Sarah: [01:13:56] Well, and I think the power of silence, [01:14:00] be it meditation or in many other ways is that there is discomfort and I think as much as we can practice and grow in our awareness and that not like a response instead of a reaction to discomfort, because the role of cell phones and my life in those like quote unquote distractions is when I want to not experience any discomfort. When I'm just numbing out and I'm like struggling with something and I don't want to spend a moment sitting with it and feeling that discomfort.
And I think that that is the role of like silence and the negative impact of distraction and I think in our relationships with each other, you know, I think we see that too, just the running from any discomfort and as much as we can not lean into it every time cause sometimes there's space where you're like, no, I don't have any, I don't have any left to lean into this discomfort right now. But even recognizing that and saying like, well maybe I'll, I'll save up and I'll tackle it another [01:15:00] day without just refusing to acknowledge its presence. That listen, that's a massive amount of progress in my book.

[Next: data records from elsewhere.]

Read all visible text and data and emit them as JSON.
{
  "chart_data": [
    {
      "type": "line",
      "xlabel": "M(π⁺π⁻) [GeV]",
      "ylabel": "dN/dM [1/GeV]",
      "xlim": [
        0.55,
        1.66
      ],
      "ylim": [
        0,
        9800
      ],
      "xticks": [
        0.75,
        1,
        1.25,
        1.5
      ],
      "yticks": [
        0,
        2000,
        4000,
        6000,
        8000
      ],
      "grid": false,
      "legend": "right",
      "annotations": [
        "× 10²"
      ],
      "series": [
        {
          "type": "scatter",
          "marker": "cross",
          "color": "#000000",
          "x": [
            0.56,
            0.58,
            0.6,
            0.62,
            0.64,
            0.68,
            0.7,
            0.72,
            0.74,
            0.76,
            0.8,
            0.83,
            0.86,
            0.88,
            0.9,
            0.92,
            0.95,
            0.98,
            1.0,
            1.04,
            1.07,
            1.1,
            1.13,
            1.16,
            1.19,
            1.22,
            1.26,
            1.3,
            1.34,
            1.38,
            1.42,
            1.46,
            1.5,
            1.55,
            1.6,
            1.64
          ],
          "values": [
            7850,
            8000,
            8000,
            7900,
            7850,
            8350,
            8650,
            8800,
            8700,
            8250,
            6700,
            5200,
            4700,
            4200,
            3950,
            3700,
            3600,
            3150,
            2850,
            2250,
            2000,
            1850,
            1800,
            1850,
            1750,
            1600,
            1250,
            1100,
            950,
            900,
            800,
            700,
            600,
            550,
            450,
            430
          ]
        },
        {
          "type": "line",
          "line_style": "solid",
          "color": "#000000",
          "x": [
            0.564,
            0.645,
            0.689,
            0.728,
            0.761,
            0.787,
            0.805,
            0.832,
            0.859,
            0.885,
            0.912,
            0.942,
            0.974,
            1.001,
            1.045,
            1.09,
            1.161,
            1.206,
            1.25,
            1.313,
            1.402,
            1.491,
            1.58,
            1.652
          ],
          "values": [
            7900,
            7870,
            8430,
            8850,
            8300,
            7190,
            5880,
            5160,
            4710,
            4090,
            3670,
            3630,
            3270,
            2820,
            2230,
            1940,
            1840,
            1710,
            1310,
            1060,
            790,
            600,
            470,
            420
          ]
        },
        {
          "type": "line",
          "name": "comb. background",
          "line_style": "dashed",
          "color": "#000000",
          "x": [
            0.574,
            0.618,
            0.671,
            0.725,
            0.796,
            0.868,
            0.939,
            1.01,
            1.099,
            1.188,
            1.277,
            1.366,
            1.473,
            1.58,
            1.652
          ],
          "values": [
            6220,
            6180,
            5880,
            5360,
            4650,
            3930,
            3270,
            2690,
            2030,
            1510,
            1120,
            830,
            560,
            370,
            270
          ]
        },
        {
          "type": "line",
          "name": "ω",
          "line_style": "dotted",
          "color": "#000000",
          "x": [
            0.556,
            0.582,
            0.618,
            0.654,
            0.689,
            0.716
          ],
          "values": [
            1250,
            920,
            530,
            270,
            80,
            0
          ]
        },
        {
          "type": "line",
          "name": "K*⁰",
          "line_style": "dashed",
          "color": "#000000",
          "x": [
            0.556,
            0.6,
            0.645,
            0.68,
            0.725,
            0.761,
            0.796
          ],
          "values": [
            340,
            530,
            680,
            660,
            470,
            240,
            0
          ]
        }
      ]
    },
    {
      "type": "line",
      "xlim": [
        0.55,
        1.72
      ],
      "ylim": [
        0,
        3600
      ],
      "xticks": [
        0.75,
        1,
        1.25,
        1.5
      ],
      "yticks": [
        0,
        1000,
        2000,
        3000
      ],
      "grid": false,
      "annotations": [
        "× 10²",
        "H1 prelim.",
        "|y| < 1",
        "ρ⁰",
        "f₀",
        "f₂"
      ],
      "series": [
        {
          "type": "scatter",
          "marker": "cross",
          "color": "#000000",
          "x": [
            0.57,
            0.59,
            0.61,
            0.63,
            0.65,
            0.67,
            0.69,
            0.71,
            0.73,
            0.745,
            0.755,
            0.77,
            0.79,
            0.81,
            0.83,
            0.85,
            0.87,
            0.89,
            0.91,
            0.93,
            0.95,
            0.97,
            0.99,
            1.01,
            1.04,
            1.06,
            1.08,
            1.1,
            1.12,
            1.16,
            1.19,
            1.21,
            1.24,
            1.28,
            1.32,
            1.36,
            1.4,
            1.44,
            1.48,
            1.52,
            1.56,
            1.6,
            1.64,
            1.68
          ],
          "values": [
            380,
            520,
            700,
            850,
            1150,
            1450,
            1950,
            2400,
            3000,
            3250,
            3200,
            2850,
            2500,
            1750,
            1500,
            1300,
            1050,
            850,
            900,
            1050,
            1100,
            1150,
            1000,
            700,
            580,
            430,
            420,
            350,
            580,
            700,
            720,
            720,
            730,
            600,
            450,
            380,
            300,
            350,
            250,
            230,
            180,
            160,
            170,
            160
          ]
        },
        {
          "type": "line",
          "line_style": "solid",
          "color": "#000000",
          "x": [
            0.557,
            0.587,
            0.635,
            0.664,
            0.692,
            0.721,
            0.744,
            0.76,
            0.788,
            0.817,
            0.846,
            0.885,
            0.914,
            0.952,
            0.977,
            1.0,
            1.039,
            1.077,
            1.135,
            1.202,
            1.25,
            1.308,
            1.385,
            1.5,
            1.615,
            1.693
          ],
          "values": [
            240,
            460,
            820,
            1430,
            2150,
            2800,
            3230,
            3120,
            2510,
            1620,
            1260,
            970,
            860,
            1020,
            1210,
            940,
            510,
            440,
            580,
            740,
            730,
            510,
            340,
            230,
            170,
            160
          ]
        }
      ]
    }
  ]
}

Beth: [01:15:06] I think that might be the characterization that I was rejecting so strongly though, because I listened to a lot of things, I take in a lot of what could be classified as distraction that challenges me. That does make me uncomfortable. It makes me think hard about things. Um, and so, you know, maybe some of this is just about curation, like what are you choosing to fill that non silence with?
Sarah: [01:15:28] I don't mean like all distraction is comfortable. No, I totally agree with that. I also take in a lot of content that is challenging, but I think there's something inherently challenging about being with your own thoughts. I have a lot of people in my own household who like we have a, a lot of conversations about, I think this is what happens with sleep. Why people like I have my husband and my eldest son listen to podcast to go to sleep and people watch TV to go to sleep and then when you wake up in the middle of the night and you have to put yourself back to sleep, then you're stuck with that like that really [01:16:00] difficult thought pattern.

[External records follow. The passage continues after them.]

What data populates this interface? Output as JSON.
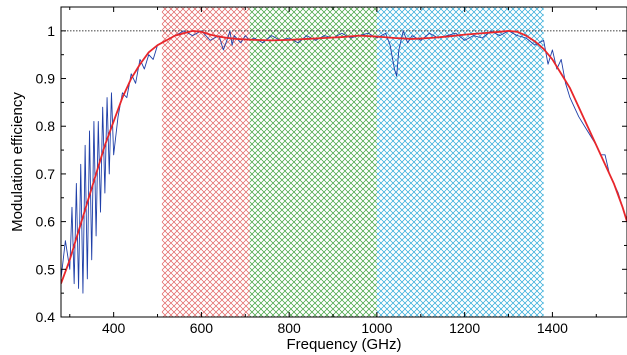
{
  "chart_data": {
    "type": "line",
    "title": "",
    "xlabel": "Frequency (GHz)",
    "ylabel": "Modulation efficiency",
    "xlim": [
      280,
      1570
    ],
    "ylim": [
      0.4,
      1.05
    ],
    "x_ticks": [
      400,
      600,
      800,
      1000,
      1200,
      1400
    ],
    "x_tick_labels": [
      "400",
      "600",
      "800",
      "1000",
      "1200",
      "1400"
    ],
    "y_ticks": [
      0.4,
      0.5,
      0.6,
      0.7,
      0.8,
      0.9,
      1.0
    ],
    "y_tick_labels": [
      "0.4",
      "0.5",
      "0.6",
      "0.7",
      "0.8",
      "0.9",
      "1"
    ],
    "grid": false,
    "reference_line": {
      "y": 1.0,
      "style": "dotted",
      "color": "#000000"
    },
    "bands": [
      {
        "x": [
          510,
          710
        ],
        "color": "#e06060"
      },
      {
        "x": [
          710,
          1000
        ],
        "color": "#3aa03a"
      },
      {
        "x": [
          1000,
          1380
        ],
        "color": "#29a8d8"
      }
    ],
    "series": [
      {
        "color": "#1f3fa8",
        "x": [
          280,
          290,
          300,
          305,
          310,
          315,
          320,
          325,
          330,
          335,
          340,
          345,
          350,
          355,
          360,
          365,
          370,
          375,
          380,
          385,
          390,
          395,
          400,
          410,
          420,
          430,
          440,
          450,
          460,
          470,
          480,
          490,
          500,
          520,
          540,
          560,
          580,
          600,
          620,
          640,
          650,
          660,
          665,
          670,
          675,
          680,
          690,
          700,
          710,
          720,
          740,
          760,
          780,
          800,
          820,
          840,
          860,
          880,
          900,
          920,
          940,
          960,
          980,
          1000,
          1010,
          1020,
          1030,
          1040,
          1045,
          1050,
          1060,
          1070,
          1080,
          1100,
          1120,
          1140,
          1160,
          1180,
          1200,
          1220,
          1240,
          1260,
          1280,
          1300,
          1320,
          1340,
          1360,
          1380,
          1390,
          1400,
          1410,
          1420,
          1430,
          1440,
          1450,
          1460,
          1480,
          1500,
          1510,
          1520,
          1530,
          1540,
          1550,
          1560,
          1570
        ],
        "y": [
          0.48,
          0.56,
          0.5,
          0.63,
          0.47,
          0.68,
          0.46,
          0.72,
          0.45,
          0.76,
          0.48,
          0.79,
          0.52,
          0.81,
          0.57,
          0.81,
          0.62,
          0.84,
          0.66,
          0.86,
          0.7,
          0.87,
          0.74,
          0.82,
          0.87,
          0.86,
          0.91,
          0.89,
          0.94,
          0.92,
          0.95,
          0.94,
          0.97,
          0.98,
          0.99,
          1.0,
          0.99,
          1.0,
          0.98,
          0.99,
          0.96,
          0.985,
          1.0,
          0.97,
          0.99,
          0.985,
          0.975,
          0.99,
          0.98,
          0.985,
          0.975,
          0.99,
          0.98,
          0.985,
          0.975,
          0.99,
          0.98,
          0.99,
          0.985,
          0.995,
          0.985,
          0.99,
          0.995,
          0.985,
          0.99,
          0.995,
          0.97,
          0.92,
          0.905,
          0.96,
          1.0,
          0.975,
          0.99,
          0.98,
          0.995,
          0.985,
          0.99,
          0.995,
          0.98,
          0.99,
          0.985,
          1.0,
          0.99,
          1.0,
          0.99,
          0.985,
          0.97,
          0.98,
          0.93,
          0.96,
          0.92,
          0.94,
          0.89,
          0.86,
          0.84,
          0.82,
          0.79,
          0.76,
          0.74,
          0.74,
          0.7,
          0.68,
          0.66,
          0.63,
          0.6
        ]
      },
      {
        "color": "#e8262b",
        "x": [
          280,
          300,
          320,
          340,
          360,
          380,
          400,
          420,
          440,
          460,
          480,
          500,
          520,
          540,
          560,
          580,
          600,
          620,
          640,
          660,
          680,
          700,
          720,
          760,
          800,
          840,
          880,
          920,
          960,
          1000,
          1040,
          1080,
          1120,
          1160,
          1200,
          1240,
          1280,
          1300,
          1320,
          1340,
          1360,
          1380,
          1400,
          1420,
          1440,
          1460,
          1480,
          1500,
          1520,
          1540,
          1560,
          1570
        ],
        "y": [
          0.47,
          0.52,
          0.58,
          0.64,
          0.7,
          0.76,
          0.81,
          0.86,
          0.9,
          0.93,
          0.955,
          0.97,
          0.98,
          0.99,
          0.995,
          1.0,
          0.998,
          0.992,
          0.988,
          0.985,
          0.983,
          0.982,
          0.981,
          0.98,
          0.981,
          0.983,
          0.985,
          0.987,
          0.99,
          0.988,
          0.985,
          0.983,
          0.985,
          0.988,
          0.992,
          0.995,
          0.998,
          1.0,
          0.998,
          0.99,
          0.978,
          0.962,
          0.94,
          0.91,
          0.88,
          0.84,
          0.8,
          0.76,
          0.72,
          0.68,
          0.63,
          0.6
        ]
      }
    ]
  }
}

I have a really bad habit now where I'm flipping on my stomach, which is terrible for my neck and back but man, it helps me calm those thoughts and go back to sleep, something about that and I think that that's what I'm talking about. It's like that the feeling of that, just that one, that running commentary in our heads can be exhausting and uncomfortable and I think we have a damaging narrative where it's like, well, you should be present with those all the time, which I don't think is true but I do think recognizing that like jerk reaction to like get away from them all the time can be positively impactful as well.
Beth: [01:16:36] Well, we appreciate you inviting us into your non silent spaces, um, and are so glad that you are here when we have conversations that are really tough like all of the conversations we've had today have been. We hope that you'll have the best week available to you. We'll be back with you here on Friday.